The IRS still require you deal with FTI..... Got to love it.

[-]

SolidKnight@reddit

I think you're looking for Enable CloudPasswordPolicyForPasswordSyncedUsersEnabled (Implement password hash synchronization with Microsoft Entra Connect Sync - Microsoft Entra ID | Microsoft Learn)

[-]

Traditional_Roll_606@reddit

Implement password hash synchronization with Microsoft Entra Connect Sync - Microsoft Entra ID | Microsoft Learn

Enable the "CloudPasswordPolicyForPasswordSyncedUsersEnabled" feature, set a matching password policy in the cloud and apply it.

[-]

HDClown@reddit

This is what you need to do OP, it requires both steps, setting the sync option AND setting the Entra password expiration policy to match.

Keep in mind that after you do this, nothing takes effect until the next time each user's AD password is changed. If you have users today with expired AD passwords but are only using Entra auth'd services, they will be able to keep using those Entra service after the above changes are made. You will need to make them do an AD password change to get this new behavior in place.

[-]

sigil224@reddit

I don’t think anyone can say that this is anything other than a missed opportunity from Microsoft.

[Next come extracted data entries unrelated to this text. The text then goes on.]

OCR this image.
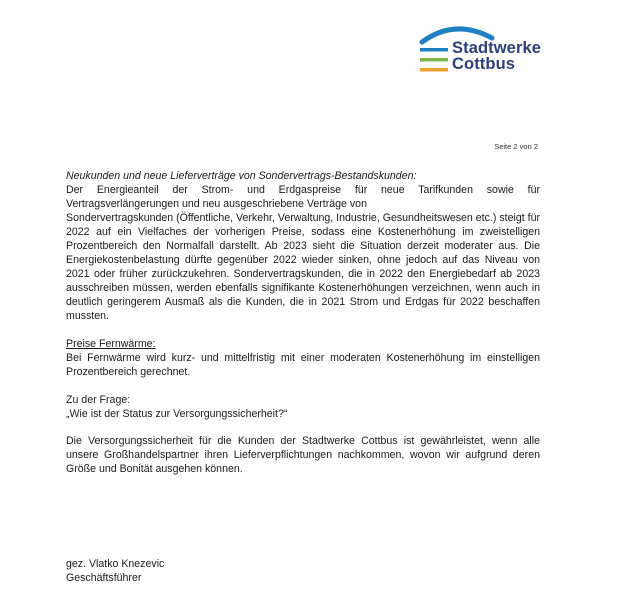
Stadtwerke
Cottbus
Seite 2 von 2

Neukunden und neue Lieferverträge von Sondervertrags-Bestandskunden:

Der Energieanteil der Strom- und Erdgaspreise für neue Tarifkunden sowie für Vertragsverlängerungen und neu ausgeschriebene Verträge von

Sondervertragskunden (Öffentliche, Verkehr, Verwaltung, Industrie, Gesundheitswesen etc.) steigt für 2022 auf ein Vielfaches der vorherigen Preise, sodass eine Kostenerhöhung im zweistelligen Prozentbereich den Normalfall darstellt. Ab 2023 sieht die Situation derzeit moderater aus. Die Energiekostenbelastung dürfte gegenüber 2022 wieder sinken, ohne jedoch auf das Niveau von 2021 oder früher zurückzukehren. Sondervertragskunden, die in 2022 den Energiebedarf ab 2023 ausschreiben müssen, werden ebenfalls signifikante Kostenerhöhungen verzeichnen, wenn auch in deutlich geringerem Ausmaß als die Kunden, die in 2021 Strom und Erdgas für 2022 beschaffen mussten.

Preise Fernwärme:

Bei Fernwärme wird kurz- und mittelfristig mit einer moderaten Kostenerhöhung im einstelligen Prozentbereich gerechnet.

Zu der Frage:

„Wie ist der Status zur Versorgungssicherheit?“

Die Versorgungssicherheit für die Kunden der Stadtwerke Cottbus ist gewährleistet, wenn alle unsere Großhandelspartner ihren Lieferverpflichtungen nachkommen, wovon wir aufgrund deren Größe und Bonität ausgehen können.

gez. Vlatko Knezevic
Geschäftsführer
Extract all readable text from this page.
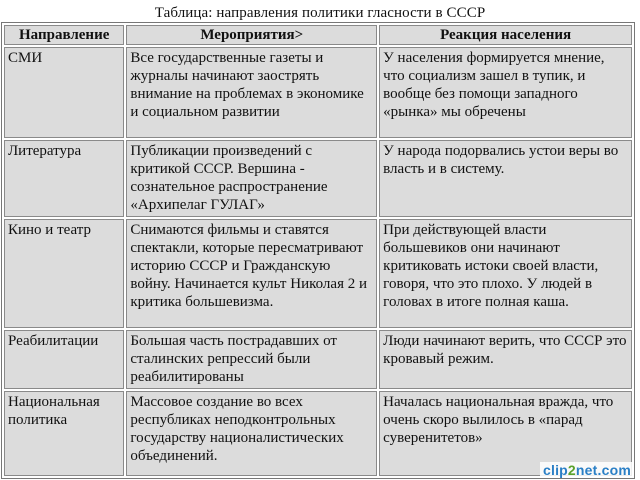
Таблица: направления политики гласности в СССР
Направление	Мероприятия>	Реакция населения
СМИ	Все государственные газеты и журналы начинают заострять внимание на проблемах в экономике и социальном развитии	У населения формируется мнение, что социализм зашел в тупик, и вообще без помощи западного «рынка» мы обречены
Литература	Публикации произведений с критикой СССР. Вершина - сознательное распространение «Архипелаг ГУЛАГ»	У народа подорвались устои веры во власть и в систему.
Кино и театр	Снимаются фильмы и ставятся спектакли, которые пересматривают историю СССР и Гражданскую войну. Начинается культ Николая 2 и критика большевизма.	При действующей власти большевиков они начинают критиковать истоки своей власти, говоря, что это плохо. У людей в головах в итоге полная каша.
Реабилитации	Большая часть пострадавших от сталинских репрессий были реабилитированы	Люди начинают верить, что СССР это кровавый режим.
Национальная политика	Массовое создание во всех республиках неподконтрольных государству националистических объединений.	Началась национальная вражда, что очень скоро вылилось в «парад суверенитетов»
clip2net.com
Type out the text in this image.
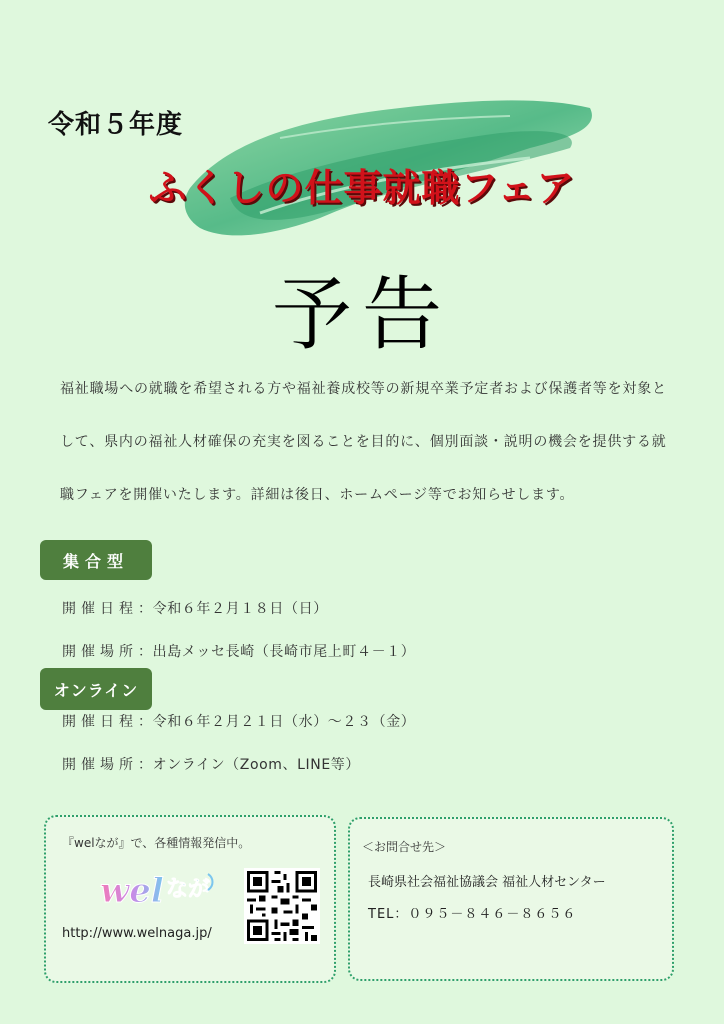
令和５年度
ふくしの仕事就職フェア
予告
福祉職場への就職を希望される方や福祉養成校等の新規卒業予定者および保護者等を対象と
して、県内の福祉人材確保の充実を図ることを目的に、個別面談・説明の機会を提供する就
職フェアを開催いたします。詳細は後日、ホームページ等でお知らせします。
集合型
開催日程：令和６年２月１８日（日）
開催場所：出島メッセ長崎（長崎市尾上町４－１）
オンライン
開催日程：令和６年２月２１日（水）～２３（金）
開催場所：オンライン（Zoom、LINE等）
『welなが』で、各種情報発信中。
wel なが
http://www.welnaga.jp/
＜お問合せ先＞
長崎県社会福祉協議会 福祉人材センター
TEL：０９５－８４６－８６５６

They could have made AzureAD/Entra a seamless transition from on-premise to cloud but decided to make changes that they could have caught, and made provisions for, making their cloud offering a worse (in hindsight) option.

Similarly for their powershell/cli commands between on-premise and cloud AD. Really frustrating.

[-]

Ferretau@reddit

You've assumed the people that built the cloud cared about the stuff that was onprem, they don't, didn't and never will.